Stellt euch diese Clown-Hosen vor, die aussehen, als könnte man von oben eine Menge rein werfen. Oder die Hosen von Obelix, nur eben an mir. Gut, mein Hintern könnte mit seinem konkurrieren, der Bauch zum Glück nicht und auch sonst nichts. Diese Hosen trage ich heute und sie sind prall gefüllt.
Oh, Weihnachten steht zwar knapp vor der Tür, aber es dauert noch über 2 Monate, nicht wahr? Richtig. Ich habe Geschenke der anderen Art mit. Mein Blut - ich möchte Blut spenden, das habe ich natürlich nur metaphorisch in der Hose, ihr braucht euch jetzt kein Gemetzel vorzustellen.
Ah, und ich helfe bei der Aktion “Weihnachten im Schuhkarton”, indem ich Flyer an Freunde, Kollegen, Bekannte, Nachbarn verteile und sie bitte, ein paar Kleinigkeiten zu sammeln und ein Kind damit glücklich zu machen.

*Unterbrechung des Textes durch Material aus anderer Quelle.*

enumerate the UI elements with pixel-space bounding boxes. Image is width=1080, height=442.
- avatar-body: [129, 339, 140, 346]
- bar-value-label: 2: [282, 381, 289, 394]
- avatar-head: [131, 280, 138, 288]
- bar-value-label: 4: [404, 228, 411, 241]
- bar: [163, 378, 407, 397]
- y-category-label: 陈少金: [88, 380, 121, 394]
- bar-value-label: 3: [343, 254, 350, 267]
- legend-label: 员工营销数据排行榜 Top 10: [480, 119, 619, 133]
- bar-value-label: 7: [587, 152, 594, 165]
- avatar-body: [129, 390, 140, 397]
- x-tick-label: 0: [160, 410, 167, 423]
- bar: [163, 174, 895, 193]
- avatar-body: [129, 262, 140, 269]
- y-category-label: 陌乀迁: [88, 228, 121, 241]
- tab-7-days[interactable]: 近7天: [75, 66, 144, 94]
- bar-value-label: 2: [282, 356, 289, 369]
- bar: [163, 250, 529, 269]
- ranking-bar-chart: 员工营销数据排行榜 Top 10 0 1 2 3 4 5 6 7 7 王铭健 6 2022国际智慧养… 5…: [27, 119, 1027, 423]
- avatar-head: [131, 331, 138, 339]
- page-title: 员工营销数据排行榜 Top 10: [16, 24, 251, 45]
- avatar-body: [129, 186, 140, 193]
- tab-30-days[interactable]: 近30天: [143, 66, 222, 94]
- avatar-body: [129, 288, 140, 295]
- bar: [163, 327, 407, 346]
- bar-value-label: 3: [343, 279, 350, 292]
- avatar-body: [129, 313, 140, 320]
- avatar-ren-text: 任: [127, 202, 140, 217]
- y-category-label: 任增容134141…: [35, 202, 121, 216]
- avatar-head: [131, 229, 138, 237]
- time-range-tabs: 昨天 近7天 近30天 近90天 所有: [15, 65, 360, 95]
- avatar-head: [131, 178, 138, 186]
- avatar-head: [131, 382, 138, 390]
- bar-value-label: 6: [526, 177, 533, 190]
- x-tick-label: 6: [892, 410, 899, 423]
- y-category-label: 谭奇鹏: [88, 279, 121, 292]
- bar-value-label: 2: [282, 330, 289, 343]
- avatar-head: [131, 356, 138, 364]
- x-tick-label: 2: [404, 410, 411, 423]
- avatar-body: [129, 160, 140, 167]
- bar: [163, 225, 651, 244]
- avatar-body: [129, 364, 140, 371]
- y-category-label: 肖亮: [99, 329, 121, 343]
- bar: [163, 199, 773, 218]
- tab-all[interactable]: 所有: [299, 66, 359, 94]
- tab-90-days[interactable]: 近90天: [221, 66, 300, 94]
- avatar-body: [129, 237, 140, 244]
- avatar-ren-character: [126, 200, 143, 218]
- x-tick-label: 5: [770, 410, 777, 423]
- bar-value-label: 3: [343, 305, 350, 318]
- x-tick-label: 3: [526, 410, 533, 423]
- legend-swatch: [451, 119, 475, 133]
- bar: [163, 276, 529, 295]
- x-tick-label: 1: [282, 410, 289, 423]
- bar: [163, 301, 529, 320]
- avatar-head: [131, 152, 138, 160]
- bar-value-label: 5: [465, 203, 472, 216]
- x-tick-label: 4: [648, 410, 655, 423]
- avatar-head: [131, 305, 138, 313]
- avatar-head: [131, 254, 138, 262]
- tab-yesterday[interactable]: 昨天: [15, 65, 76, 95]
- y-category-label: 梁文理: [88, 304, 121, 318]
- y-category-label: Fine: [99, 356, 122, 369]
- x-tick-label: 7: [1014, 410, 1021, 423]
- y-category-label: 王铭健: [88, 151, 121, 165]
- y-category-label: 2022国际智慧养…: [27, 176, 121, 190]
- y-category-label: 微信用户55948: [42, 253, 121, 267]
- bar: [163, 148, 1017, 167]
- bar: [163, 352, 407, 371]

Ich biete meine Hilfe an, denn ich habe Kraft, Energie und das Bedürfnis etwas Gutes zu tun. Einfach so.
Selbstlos.
Immer gebe ich meine Portion Spinat, Rosenkohl und Lamm an andere ab - an jeden, der es haben möchte und wenn es um Arbeit geht, teile ich gerne. Sehr gerne. Oft so gerne, dass ich mit leeren Händen da stehe, weil ich selbstlos alles weggegeben habe.
Ich möchte euch in den Arm nehmen. Einfach so. Fühlt sich doch bestimmt gut an, oder? Ich würde eure Namen auf eine Fahne schreiben und diese am Straßenrand schwenken, wenn ihr einen Marathon lauft oder endlich mal den Arsch von der Couch bekommen habt, um euch etwas zu bewegen - so vor Weihnachten, bevor die fiesen Kalorien wieder zuschlagen.
Ich halte die Taschentuch-Box hin und werfe die vollgeheulten in den Mülleimer. Luft habe ich auch da, für das Fahrrad der Nachbarin, welches bald eiern wird, wenn sie da selbst nicht Luft reinpumpt. Ich trage die Zeitung rein, bevor der Nachbar sie nass zu lesen versucht und manchmal lasse ich doch noch den letzten Würfel Zucker in der Tüte, damit sich niemand darüber aufregen muss, dass wieder jemand den Zucker leer gemacht hat.